Jusqu’à sa majorité, Sibusile Xaba était encore ce que l’on appelle un autodidacte, tâtonnant des cordes sur un simili de guitare, à domicile, qu’il s’était lui-même fabriqué. Le moment des études supérieures arrivant, notre apprenti musicien qui essayait jusqu’alors de reproduire à l’oreille ce qu’il entendait à la radio s’inscrivit à l’université pour apprendre la musique. Il y découvrit un système qu’il ne manque pas de décrier depuis. « Ma perception de la musique est celle d’un enfant africain. A l’école, on m’a demandé de saisir la musique d’une manière Occidentale qui m’était étrangère. On m’a demandé de me conformer à cela pour que je sois reconnu comme musicien. Il est important que l’on ait cette discussion ; pour que les différentes approches de la musique soient légitimes et que l’on reconnaisse l’oppression ». Il reconnaît avoir appris beaucoup à l’école mais s’écarte de la normativité qu’elle impose, tape sur une approche plus théorique que pratique : « Il faut comprendre la profondeur du son et non pas son concept. Pour moi, jouer de la musique c’est prendre du plaisir. L’école n’apprend pas cela ». De toute façon, sa musique lui est venue en rêve, naturellement, dictée par des ancêtres. Au réveil, le guitariste a joué ces harmonies qu’il avait au bout des doigts. Dégagé d’un processus d’écriture académique, le guitariste a intitulé l’un des deux disques de son double album, Unlearning, pour marteler sa dissidence. Les codes occidentaux n’auront pas raison de la profondeur du malombo, nom du groupe du guitariste Philip Tabane, dont Sibusile Xaba tire un genre qu'il résume ainsi : « c’est le musicien reconnaissant qu’il y a une force supérieure à nous. On doit trouver des solutions et je crois que mon peuple a toujours été une solution : l’amour, la communauté, la vie. Tout le monde est respecté, il y a la paix ». Plus concrètement, Sibusile Xaba pioche dans le maskandi - le folk zoulou de chez lui - la source formelle de ses divagations. Une musique de la vie fermement ancrée dans les aventures quotidiennes de sa région : « Mon peuple a rendu sa musique cérémoniale, l’a liée à la joie, à la mort… ». La musique comme étendard d’un état d’esprit.

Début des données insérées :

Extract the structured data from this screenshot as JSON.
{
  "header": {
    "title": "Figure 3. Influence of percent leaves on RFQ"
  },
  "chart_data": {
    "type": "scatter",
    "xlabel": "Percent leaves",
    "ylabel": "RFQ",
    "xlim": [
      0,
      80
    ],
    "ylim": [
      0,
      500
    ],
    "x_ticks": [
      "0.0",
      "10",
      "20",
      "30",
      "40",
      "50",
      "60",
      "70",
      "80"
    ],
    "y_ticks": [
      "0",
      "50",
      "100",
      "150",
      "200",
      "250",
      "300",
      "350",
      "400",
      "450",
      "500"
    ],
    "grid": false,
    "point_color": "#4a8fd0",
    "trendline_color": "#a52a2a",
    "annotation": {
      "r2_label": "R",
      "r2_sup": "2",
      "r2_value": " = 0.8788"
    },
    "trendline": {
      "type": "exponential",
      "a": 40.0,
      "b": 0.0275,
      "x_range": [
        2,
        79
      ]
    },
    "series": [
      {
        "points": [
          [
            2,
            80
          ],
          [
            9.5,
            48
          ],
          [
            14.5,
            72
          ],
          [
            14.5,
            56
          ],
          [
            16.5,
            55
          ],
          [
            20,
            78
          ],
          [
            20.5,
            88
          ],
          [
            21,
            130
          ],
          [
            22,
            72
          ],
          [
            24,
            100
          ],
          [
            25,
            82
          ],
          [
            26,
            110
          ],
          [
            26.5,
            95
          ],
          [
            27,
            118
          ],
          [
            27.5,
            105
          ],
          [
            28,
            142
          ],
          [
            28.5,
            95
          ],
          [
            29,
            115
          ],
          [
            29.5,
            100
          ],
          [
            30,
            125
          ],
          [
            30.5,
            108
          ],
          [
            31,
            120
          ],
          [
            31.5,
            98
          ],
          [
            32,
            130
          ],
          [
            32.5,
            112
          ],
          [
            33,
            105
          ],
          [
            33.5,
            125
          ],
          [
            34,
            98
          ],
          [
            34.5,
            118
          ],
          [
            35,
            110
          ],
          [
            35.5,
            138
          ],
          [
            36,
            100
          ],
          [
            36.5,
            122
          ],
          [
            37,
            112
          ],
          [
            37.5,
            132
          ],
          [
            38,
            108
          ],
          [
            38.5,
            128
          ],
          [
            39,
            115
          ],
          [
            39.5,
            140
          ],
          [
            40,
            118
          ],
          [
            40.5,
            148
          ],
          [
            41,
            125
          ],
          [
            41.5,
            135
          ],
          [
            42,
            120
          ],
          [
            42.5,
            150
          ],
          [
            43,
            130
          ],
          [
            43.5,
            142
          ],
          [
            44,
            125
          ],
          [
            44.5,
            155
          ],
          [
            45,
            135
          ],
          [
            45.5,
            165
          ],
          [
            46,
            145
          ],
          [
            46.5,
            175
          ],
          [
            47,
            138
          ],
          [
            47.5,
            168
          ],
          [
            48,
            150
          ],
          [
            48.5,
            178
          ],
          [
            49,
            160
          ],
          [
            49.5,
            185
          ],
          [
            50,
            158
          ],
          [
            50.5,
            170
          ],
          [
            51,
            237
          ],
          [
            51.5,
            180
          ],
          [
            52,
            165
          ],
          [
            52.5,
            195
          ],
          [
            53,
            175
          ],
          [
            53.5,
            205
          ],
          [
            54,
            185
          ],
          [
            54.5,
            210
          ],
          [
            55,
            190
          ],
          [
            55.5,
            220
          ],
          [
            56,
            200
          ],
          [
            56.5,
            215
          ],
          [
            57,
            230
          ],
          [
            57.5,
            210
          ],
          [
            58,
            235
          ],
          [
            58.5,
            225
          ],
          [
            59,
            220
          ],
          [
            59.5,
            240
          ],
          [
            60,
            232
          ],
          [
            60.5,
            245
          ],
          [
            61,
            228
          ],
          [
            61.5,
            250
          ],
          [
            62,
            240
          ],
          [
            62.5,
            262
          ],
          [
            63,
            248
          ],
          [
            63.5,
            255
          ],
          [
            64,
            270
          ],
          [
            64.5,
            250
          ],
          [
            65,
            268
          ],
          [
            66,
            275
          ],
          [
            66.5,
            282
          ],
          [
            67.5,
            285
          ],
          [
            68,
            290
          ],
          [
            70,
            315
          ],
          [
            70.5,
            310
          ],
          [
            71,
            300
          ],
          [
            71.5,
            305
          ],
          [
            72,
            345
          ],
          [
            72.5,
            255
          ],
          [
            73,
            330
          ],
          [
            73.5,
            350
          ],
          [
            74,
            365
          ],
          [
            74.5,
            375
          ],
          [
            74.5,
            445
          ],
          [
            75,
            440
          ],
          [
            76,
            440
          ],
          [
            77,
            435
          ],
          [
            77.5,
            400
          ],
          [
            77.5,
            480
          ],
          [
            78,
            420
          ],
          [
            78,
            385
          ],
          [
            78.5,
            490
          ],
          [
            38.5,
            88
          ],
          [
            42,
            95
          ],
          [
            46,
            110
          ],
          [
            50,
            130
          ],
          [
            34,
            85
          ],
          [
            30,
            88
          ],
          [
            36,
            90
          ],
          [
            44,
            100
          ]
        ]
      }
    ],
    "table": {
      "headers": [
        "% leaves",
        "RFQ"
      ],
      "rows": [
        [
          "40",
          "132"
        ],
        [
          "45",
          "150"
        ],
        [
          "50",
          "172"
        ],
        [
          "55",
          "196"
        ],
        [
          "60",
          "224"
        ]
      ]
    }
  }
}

Renversant à la guitare, de laquelle il développe un idiome aux soli virtuoses, Sibusile Xaba est l’auteur d’un propos original, où voix et guitare - il règne sur l'art du picking - semblent effectivement être les vecteurs d’une force supérieure ; où un jazz free et spiritual rencontre des rythmes africains. Une tendance qu’avait lancé en Afrique du Sud le malombo dont il s’inspire, une œuvre spiritualisante de Philip Tabane dans les sixties, époque où des américains intégraient justement à leur jazz des facultés guérisseuses - healing music. Comme Philip Tabane, Sibusile Xaba en passe par les percussions pour ancrer ses compositions dans les battements de l'Afrique du Sud. Ils sont deux, Thabang Tabane et Dennis Moanganei Magagula dans Open Letter to Adoniah. Là où Unlearning cherche plus dans la tradition du jazz en incorporant une contrebasse (Ariel Zamonsky) et une batterie (Bonolo Nkoane). Dans les années 70, le guitariste gourou Philip Tabane s'était lui-même approché des sources du jazz, à New York, où il avait joué avec Charles Mingus, Herbie Hancock, Miles Davis ou Stevie Wonder (selon ce que disent toutes ses biographies). Fils d’une guérisseuse, Philip Tabane avait intégré d’elle une compréhension de la musique comme accompagnement de rituels. Ce que Sibusile défend aujourd’hui en bon disciple, précisant toutefois que la musique est avant tout une façon pour son interprète de se guérir soi-même.

Sibusile Xaba jouera au Festival Banlieues Bleues, en mars 2018.